Thursday, October 3, 2019

Why am I here?

Why am I here?

I've been thinking a lot about this question lately. Especially since my stroke in February. We all question our purpose, but when faced with a situation that could be fatal. I don't like to think about it, but even though I came out ok from my stroke, the fact is that I could have died if it had hit a different part of my brain. I am thankful every day that I am still here, but that still brings up the question...

Why am I here?

This is a question I have been asking myself. Is there a purpose for my life? I'm meaning beyond the raising my children and being here to see my grandchildren.

I believe the answer is yes. My purpose is to share my story. To let someone know they are not alone. And if someone feels alone, my hope is through my words I can help them feel less alone.

Why am I here?

If someone needs a friend or a listening ear, my contact information is in my profile. Please use it. I am here for you. THAT is why I am here!

Sunday, April 7, 2019

Uninvited Guests

This is a post that has been going around in my head for two months now. I know I want to... need to... write this. Not just for others, but mainly for myself. I need to get my thoughts and emotions out. That is the reason for my blog.
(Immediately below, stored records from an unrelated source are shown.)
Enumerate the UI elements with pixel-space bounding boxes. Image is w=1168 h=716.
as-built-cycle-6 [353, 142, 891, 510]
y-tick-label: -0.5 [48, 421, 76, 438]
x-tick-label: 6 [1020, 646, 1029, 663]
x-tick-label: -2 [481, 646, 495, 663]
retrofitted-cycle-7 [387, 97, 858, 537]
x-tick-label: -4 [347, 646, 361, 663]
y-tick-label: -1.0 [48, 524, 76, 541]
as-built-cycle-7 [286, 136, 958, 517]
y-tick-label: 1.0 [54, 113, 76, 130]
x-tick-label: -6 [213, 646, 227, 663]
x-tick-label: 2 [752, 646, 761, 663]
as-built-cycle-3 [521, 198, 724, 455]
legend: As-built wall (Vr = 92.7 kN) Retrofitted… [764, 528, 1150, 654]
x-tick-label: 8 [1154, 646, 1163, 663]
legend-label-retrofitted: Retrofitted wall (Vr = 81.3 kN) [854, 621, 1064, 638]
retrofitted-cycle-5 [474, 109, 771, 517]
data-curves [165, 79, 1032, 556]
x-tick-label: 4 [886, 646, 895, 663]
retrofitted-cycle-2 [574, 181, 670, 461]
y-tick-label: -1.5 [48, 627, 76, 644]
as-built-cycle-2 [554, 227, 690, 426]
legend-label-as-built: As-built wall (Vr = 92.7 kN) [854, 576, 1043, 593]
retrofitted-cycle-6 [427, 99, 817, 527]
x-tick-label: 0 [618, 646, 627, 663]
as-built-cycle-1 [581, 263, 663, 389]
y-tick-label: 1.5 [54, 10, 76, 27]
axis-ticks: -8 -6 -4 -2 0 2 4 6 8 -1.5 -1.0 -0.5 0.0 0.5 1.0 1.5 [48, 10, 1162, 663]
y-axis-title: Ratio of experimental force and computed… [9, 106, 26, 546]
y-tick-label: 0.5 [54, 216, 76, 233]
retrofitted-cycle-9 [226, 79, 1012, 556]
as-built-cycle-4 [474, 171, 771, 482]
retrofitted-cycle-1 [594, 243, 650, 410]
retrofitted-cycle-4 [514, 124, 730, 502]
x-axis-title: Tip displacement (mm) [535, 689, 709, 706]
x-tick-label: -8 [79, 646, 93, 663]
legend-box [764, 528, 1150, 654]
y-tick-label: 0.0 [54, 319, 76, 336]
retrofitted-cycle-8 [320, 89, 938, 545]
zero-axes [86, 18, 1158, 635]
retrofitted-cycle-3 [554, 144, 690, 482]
To explore what I'm dealing with as a person with chronic illness. If by sharing I help one person who is also struggling know they are not alone, I have me my purpose.

People dealing with a chronic illness know that, quite often, the medical file usually doesn't stop with one diagnosis. Whatever the cause - genetic, autoimmune, illness, or just pure luck - rarely do we see a person with only one condition in the world of chronic illness. I started my journey in March 2008 with one condition - Type 2 diabetes. Just this year I have added to the list.
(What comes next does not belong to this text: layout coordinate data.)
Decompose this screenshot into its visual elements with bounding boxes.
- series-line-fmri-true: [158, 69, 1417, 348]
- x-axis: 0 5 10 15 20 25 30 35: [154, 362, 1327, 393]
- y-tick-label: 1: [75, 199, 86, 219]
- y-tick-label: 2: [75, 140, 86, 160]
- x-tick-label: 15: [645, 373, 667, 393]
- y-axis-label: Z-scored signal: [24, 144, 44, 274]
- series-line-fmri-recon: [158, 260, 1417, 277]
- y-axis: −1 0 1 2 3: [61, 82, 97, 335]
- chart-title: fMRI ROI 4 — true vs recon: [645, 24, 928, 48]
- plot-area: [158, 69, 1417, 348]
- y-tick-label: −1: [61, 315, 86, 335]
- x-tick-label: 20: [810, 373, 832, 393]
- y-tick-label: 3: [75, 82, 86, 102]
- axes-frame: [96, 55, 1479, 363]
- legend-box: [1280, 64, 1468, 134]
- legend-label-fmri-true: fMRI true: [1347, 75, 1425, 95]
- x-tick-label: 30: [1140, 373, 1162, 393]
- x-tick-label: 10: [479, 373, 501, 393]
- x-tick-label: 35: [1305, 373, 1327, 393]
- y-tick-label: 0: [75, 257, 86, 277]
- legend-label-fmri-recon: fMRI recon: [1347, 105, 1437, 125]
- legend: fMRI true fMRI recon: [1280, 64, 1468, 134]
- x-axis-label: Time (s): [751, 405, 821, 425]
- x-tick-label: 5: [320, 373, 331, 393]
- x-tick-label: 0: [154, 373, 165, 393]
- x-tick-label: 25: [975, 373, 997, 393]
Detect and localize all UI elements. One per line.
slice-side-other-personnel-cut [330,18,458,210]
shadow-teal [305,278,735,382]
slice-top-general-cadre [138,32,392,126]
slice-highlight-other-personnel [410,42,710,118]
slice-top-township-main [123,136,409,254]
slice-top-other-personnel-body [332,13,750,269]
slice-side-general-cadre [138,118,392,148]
In the last few years, I found out I have a fatty liver, a cyst on one of my kidneys, and plantar fasciitis. Earlier this year I finally got an answer to my chronic pain - fibromyalgia. Thankfully it hasn't caused too much trouble in my job as a first grade teacher.

On February 19, my left thumb started to feel numb. I thought that was strange but didn't think much of it. Maybe I'd call the doctor the next day or so if it didn't go away. The next morning, I notice my left upper arm felt a little numb. Not totally numb. I could still feel pressure. Probably best described as the numbness you feel when the dentist first gives you a local injection to fill a cavity. Within less than an hour, my entire left side had this sensation. Off to the ER I went! (Thankfully it was a snow day so I didn't have to request s substitute or write sub plans!)

After tests and doctor appointments over the next several days, it was determined that I had a right thalamic stroke. In other words, stroke in the right side of the thalamus, near the center of the brain. This area of the brain affects sensation which explains why my left side was experiencing diminished sensation (numbness).

I am now officially a stroke survivor.

Chronic conditions are like uninvited guests. You don't want them, but sometimes it's next to impossible to get rid of them. I still have diminished sensation on the left side of my body, most noticeable on my face and upper arm. I may need to learn to live with this for the rest of my life. If you can't get rid of the uninvited guest, you might as well make friends!